The Honeymoon Hotel
Some might suggest this poem
sounds like a Leonard Cohen song
but this is really not the case
as my taxi slides down Park Lane
towards Shepherds Market
a high class tarts venue
with mock sophistication
and veneers of tawdy richness
which seduce those who wish to pay.
It is just another sordid form of parlour
fun,
Nearby is the Honeymoon Hotel
in which excited punters check into
signing their secretive signatures
like Mr and Mrs Excalibur, or
Rupert Ryan and Kate Thong.
Wives abandoned as these false lovers
lock their doors from any visitations
of outside threats.
Around them hang smoke stained curtains
and below faded carpets with cigarette burns
and cracked old mirors encompassed with fading
plastic leaves, hang sadly overhead
as he lights two Romeo y Julietta cigars
for him and for her, the smoke of which
curls around her brassy hair and
caresses his balding pate, quite grey.
Not much is spoken and she tells him
how attractive he is and he believes it.
So wrapping her ankles around his
she nails him to the sheets
and he can hear the room above
rattling to a furious finishing finale,
exciting him to engender passionate ectasy.

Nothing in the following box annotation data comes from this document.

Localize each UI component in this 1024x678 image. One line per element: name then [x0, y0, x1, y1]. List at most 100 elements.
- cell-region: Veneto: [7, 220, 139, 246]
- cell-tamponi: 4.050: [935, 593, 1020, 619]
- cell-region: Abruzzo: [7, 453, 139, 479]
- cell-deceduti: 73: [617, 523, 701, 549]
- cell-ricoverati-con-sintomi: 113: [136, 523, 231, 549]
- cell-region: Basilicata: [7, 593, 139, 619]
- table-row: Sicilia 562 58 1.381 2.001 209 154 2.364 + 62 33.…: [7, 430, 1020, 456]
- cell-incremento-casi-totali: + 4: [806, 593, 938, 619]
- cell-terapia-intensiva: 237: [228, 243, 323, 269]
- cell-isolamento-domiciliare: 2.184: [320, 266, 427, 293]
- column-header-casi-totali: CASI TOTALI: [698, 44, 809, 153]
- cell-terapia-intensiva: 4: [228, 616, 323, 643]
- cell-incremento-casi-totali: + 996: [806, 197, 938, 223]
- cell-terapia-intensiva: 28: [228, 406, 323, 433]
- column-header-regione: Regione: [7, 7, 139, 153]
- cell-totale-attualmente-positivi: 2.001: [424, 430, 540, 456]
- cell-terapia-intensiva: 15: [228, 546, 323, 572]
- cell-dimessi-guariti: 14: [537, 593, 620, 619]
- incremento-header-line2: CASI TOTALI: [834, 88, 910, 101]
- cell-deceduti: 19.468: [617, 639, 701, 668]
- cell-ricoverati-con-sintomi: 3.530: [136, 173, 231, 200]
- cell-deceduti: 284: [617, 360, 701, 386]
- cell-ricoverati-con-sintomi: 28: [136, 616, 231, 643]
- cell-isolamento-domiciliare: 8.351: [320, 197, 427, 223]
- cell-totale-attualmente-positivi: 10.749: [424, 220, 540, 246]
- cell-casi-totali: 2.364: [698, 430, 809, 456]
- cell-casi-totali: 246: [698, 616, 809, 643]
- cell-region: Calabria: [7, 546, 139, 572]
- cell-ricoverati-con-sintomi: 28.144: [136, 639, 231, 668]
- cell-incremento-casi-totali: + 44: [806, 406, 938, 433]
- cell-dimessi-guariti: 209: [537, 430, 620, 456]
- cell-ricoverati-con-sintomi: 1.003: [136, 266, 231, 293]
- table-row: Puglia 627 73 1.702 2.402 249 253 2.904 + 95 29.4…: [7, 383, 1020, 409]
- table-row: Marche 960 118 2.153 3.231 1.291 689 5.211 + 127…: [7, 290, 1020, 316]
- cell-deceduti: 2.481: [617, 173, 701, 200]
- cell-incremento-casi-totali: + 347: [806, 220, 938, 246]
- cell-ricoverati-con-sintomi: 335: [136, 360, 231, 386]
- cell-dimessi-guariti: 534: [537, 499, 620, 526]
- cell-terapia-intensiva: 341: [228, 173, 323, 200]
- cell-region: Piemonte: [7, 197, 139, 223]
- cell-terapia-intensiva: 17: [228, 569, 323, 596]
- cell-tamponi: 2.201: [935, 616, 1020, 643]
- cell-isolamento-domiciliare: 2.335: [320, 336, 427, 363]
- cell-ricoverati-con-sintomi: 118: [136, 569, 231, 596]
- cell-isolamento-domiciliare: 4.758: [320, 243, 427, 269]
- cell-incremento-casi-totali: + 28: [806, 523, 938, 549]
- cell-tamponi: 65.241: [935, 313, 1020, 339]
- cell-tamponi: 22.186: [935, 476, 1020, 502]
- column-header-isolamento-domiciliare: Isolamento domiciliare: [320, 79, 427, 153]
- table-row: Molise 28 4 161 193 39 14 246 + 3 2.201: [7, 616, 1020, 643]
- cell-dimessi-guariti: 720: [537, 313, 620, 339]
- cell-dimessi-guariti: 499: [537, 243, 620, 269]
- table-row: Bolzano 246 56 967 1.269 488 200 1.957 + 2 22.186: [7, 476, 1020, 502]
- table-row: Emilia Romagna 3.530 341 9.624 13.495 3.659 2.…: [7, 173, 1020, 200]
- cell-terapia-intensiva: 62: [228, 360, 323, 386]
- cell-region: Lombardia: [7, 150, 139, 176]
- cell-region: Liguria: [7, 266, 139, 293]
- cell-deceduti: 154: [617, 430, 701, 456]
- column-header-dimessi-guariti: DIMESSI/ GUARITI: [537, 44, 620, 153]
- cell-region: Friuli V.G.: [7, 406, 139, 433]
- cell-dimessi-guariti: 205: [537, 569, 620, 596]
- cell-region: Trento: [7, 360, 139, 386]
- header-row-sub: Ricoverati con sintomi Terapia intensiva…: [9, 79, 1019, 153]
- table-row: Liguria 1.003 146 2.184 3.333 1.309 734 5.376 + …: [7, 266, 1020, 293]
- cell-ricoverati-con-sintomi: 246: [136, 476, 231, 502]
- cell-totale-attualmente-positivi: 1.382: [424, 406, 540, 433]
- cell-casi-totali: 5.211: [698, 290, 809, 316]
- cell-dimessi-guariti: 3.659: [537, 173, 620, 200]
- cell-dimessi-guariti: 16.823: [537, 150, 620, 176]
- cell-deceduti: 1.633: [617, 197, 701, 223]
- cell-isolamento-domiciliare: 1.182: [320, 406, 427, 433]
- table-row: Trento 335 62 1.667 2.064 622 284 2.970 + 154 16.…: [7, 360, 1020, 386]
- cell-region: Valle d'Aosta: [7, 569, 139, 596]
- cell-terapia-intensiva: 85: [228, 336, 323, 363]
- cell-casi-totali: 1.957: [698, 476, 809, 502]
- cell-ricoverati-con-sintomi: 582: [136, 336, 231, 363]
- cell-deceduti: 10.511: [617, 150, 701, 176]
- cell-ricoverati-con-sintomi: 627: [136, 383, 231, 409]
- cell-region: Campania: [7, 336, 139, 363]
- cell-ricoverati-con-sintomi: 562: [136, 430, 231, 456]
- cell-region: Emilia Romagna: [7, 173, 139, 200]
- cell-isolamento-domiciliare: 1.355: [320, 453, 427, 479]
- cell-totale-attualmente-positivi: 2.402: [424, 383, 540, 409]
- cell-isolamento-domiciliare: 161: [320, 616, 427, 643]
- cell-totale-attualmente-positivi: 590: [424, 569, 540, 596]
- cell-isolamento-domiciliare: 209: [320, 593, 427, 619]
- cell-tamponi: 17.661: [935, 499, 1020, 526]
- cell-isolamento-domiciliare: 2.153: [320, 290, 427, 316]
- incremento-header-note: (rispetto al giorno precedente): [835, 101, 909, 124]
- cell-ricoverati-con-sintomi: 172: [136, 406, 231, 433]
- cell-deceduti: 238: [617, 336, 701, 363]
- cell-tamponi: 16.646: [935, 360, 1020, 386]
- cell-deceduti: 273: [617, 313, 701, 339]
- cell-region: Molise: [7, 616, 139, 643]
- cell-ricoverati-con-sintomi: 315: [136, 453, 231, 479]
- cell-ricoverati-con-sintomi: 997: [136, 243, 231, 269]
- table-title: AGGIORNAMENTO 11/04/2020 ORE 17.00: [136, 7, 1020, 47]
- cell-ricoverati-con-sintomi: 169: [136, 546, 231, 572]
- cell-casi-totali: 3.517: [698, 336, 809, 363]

When all is done he stares and locates the ceiing
with all its marks and indentations looking
just like her scarred back resembling
a sea of starry constellations.
For him and not just for her is a
misinformed sense of meaning a sense
they really thought this was real, pretending
it was devoid of lust but somehow romantic.
But then the bedside phone rings, 15 Minutes please!
before your time is finished. Is there time to shower
and dry skin on well worn flocky towels.
In the shower he sees her long old scar
stretched across a white panty line
where some awful surgery scooped stuff from her
some time back then, which hurts her now to shower.
He returns to where he lives and lies where he has been
to friends, to family.
So now I've told you and you know.
If I lie to you my fellow poets
then you will know where to place me.